With a digital twin, automated geospatial simulation, coverage simulation, and radio parameter configuration simulation can reveal user experience issues early. Based on simulation results, site additions, coverage optimization, and parameter tuning can be iteratively validated in the twin. The final validated plan is then applied to the physical network.
Certain actions still require human intervention, such as building new sites or adjusting antenna orientation. Combining human tasks with automated physical network actions enables achieving network rate optimization goals.
Future outlook
In previous generations up to 5G, network planning, construction, operations, and optimization were disjointed across lifecycle stages, causing inefficiencies and high costs. Autonomous intelligent networks were proposed to address these problems, and digital twins are an important path toward implementing autonomous networks. Industry research on digital twins is already extensive.

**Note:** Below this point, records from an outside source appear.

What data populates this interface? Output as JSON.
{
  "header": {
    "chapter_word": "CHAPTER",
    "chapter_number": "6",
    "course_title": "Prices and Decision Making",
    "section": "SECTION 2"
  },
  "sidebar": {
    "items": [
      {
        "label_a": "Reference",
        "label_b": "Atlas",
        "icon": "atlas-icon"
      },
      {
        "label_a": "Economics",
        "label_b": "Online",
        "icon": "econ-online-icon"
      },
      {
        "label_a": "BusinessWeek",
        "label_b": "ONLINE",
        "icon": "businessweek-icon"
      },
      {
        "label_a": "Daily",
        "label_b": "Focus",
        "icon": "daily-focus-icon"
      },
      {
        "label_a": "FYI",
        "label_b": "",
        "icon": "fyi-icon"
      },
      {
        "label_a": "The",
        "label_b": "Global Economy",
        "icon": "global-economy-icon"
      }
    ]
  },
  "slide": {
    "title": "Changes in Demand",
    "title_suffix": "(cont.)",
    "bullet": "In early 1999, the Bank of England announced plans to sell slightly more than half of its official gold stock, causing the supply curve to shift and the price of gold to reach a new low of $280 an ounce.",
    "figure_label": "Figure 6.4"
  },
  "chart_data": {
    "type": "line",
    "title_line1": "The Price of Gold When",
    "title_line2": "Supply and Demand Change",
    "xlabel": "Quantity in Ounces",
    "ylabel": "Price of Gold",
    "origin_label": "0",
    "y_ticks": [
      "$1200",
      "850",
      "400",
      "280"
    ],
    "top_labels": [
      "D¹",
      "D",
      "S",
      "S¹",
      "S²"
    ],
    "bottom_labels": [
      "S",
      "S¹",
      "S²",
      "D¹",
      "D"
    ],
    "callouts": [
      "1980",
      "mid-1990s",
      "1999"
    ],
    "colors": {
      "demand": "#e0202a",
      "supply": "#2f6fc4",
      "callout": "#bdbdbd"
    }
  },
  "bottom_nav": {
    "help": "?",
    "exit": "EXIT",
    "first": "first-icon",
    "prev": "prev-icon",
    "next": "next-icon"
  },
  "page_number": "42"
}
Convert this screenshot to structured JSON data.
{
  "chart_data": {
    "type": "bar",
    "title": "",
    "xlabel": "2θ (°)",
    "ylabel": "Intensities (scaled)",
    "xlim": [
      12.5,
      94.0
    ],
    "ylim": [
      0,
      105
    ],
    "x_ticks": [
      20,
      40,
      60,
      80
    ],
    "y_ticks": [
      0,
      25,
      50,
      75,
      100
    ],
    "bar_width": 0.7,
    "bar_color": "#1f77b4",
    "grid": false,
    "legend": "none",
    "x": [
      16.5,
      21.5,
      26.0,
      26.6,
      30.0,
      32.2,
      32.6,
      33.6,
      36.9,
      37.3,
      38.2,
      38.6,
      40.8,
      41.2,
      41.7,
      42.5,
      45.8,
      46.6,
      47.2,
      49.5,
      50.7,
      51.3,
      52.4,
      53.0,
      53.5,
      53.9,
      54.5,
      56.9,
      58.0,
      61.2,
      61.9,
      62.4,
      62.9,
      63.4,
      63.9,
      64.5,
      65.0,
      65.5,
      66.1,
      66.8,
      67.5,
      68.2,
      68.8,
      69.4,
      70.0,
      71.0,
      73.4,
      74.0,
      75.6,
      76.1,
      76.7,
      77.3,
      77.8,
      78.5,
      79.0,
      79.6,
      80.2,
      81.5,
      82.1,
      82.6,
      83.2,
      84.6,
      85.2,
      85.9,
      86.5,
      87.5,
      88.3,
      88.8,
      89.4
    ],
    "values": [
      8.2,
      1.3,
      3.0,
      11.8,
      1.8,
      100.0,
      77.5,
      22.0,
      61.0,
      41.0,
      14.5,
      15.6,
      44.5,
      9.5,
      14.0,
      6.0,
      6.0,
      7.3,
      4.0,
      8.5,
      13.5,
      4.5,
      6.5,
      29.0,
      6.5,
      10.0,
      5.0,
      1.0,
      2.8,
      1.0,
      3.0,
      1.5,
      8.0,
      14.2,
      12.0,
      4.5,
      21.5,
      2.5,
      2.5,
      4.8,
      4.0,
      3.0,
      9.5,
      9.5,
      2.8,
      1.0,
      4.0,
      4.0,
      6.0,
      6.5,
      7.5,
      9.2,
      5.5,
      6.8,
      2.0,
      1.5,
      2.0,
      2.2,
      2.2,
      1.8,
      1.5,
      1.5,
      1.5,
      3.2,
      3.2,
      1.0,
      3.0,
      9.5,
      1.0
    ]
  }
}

Currently, applications of digital twins in communication networks remain in early research stages, and there is no industry consensus on the concept and scope of digital twin networks. As complex systems built on large-scale networks, digital twin networks face technical challenges in data handling, modeling, and architecture.
Explorations on 5G have been mostly external and fragmented. “External” means the twin and the physical network are separated in hardware and software, which limits the timeliness and effectiveness of data synchronization and configuration. “Fragmented” means case-driven automation achieves high automation in specific functions but lacks systemic, general applicability.
In the 6G era, the goal is to leverage native network compute and intelligence to construct digital twin networks for continuous physical-virtual integration, ongoing planning, and fault self-healing. This would enable high-level autonomy across the network lifecycle, reduce human effort, and substantially improve operational efficiency.
Progress begins with practical steps. With continued research and engineering effort, digital twin technology may play a central role in future autonomous communication networks.